せっかく人生の再スタートを切ったというのに、借金に苦しめられてはそれまでの苦労も報われません。こんな時、元夫や元妻の借金を支払う義務は発生するのでしょうか?
支払い義務が発生するケースとは
夫婦が離婚する際に必ず行われるのが「財産分与」です。財産分与とは、結婚をしてから夫婦で築き上げた財産を、二人で分け与えるという制度であり、離婚までに専業主婦などをしていた方が、一方的に不利な状況になるのを防ぐ意味で重要なものです。
夫が外に出て働き、稼いだお金で購入した不動産や有価証券、そして預金や現金そのものも分与される対象となり、家庭を支えてきた妻にとっては、離婚後の生活の糧となります。

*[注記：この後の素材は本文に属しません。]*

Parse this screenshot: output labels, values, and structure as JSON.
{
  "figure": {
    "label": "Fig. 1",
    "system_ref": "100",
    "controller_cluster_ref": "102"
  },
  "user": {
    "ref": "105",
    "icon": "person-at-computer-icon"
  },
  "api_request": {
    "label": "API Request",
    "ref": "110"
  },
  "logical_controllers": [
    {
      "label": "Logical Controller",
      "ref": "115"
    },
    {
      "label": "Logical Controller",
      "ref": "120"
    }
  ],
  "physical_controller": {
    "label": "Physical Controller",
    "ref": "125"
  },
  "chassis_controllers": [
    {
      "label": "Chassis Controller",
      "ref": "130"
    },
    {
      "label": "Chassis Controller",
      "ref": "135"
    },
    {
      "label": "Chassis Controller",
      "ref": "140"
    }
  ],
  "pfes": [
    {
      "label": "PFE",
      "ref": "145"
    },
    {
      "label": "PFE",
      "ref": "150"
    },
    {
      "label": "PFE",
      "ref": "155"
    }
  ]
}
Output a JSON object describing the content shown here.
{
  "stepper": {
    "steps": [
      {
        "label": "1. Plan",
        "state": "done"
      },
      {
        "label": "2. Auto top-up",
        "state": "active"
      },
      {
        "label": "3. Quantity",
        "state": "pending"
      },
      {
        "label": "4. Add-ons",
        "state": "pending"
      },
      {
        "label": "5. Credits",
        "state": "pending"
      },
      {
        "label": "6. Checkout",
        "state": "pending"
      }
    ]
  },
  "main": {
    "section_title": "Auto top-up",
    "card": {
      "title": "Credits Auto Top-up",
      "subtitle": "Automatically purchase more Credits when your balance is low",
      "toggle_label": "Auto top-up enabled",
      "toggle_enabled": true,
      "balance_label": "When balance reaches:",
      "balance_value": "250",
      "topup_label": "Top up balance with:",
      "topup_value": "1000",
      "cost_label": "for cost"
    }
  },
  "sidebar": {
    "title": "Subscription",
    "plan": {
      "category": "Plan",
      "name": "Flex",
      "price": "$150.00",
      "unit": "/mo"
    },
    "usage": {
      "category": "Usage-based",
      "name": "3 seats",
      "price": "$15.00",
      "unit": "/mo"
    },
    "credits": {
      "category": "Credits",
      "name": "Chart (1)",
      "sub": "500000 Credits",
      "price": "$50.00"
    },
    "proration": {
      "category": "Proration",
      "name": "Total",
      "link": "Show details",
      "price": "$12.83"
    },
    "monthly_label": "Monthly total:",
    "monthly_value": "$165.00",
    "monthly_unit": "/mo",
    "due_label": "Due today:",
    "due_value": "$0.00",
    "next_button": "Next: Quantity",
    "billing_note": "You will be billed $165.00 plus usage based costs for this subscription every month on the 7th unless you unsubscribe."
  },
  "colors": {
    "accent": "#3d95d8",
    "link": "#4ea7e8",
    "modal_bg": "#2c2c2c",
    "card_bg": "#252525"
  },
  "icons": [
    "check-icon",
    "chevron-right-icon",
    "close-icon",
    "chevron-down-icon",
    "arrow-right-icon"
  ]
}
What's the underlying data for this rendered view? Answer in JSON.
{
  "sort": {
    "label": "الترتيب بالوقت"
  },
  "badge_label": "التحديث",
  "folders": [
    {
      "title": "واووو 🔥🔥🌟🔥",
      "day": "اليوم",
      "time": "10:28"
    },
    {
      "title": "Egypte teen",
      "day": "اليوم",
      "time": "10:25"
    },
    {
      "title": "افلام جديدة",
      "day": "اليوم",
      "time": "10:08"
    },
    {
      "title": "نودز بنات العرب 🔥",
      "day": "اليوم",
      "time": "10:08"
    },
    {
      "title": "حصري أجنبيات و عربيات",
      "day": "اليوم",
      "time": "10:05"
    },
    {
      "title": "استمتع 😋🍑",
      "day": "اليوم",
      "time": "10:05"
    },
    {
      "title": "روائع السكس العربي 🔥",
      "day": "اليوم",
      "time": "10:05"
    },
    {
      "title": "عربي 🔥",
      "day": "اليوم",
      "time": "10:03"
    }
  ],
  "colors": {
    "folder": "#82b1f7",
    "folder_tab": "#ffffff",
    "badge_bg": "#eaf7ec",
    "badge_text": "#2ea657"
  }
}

しかしこの財産分与される対象は、「プラスの財産」だけに限りません。マイナスの資産となる借金もその対象となるため、結婚していた期間中に夫や妻のどちらかが背負っていた借金は、離婚後も二人で背負う場合があるのです。
この時の借金の分けられ方は、対応した家庭裁判所の方針によりますが、基本的には「日常家事債務」のみが対象となります。
夫や妻が勝手に作った借金もその対象となる可能性はありますが、妻が勝手に借金して買ったブランド物のバッグや、夫が勝手にホステスなどへ使い込んだ借金などは支払い義務が発生しないケースもあります。
支払わなくても良い方法はあるのか?
夫婦間で分与する借金は、「日常家事債務」のみという事をご説明しましたが、妻のホストなどとの一方的な交遊費などを目的とした借金などはこの中には含まれません。
ただし、夫婦間のセックスレスが原因で妻にとっては必要な出費だった、という事が証明されればこの限りではありません。
また、借金を借りる際の保証人として配偶者の名前を使っていた場合は、やはり法律的には借金から逃れられません。
保証人として名前を貸す場合は、たとえ夫婦間であっても注意しなければなりません。
このようなケースに該当しない場合や、状況的に借金を背負うことに納得ができない、背負うことができない場合には、法律に詳しい専門家へ相談する必要があります。
相談できる窓口について
夫婦間の借金にまつわるトラブルは少なくないため、それらに対応できる法律の専門家も多く存在しています。
インターネットなどを中心として活動している団体もありますので、夫婦だけで解決に至らない場合は問い合わせることが必要です。
夫婦間では、少なくとも結婚期間中はお互いを信頼しあっているために、場合によっては借金のことを口約束で済ませている場合もありますが、口約束はどちらにも取り消す権利があり、必ずしも厳守しなければならない訳ではないのです。
また、借りた相手がヤミ金などの悪質な業者であった場合には、離婚後も構わずに元配偶者の借金について、その家族や子供にまで返済を要求してくるケースがありますので、場合によっては警察などへの連絡も必要となります。
離婚した夫婦間の借金では、支払い義務が無いにもかかわらず泣き寝入りして、借金を背負ってしまうケースがありますが、不当な要求には屈しない努力も必要となります。
夫婦間でもお金の問題は深刻なので、慎重になりたいものです。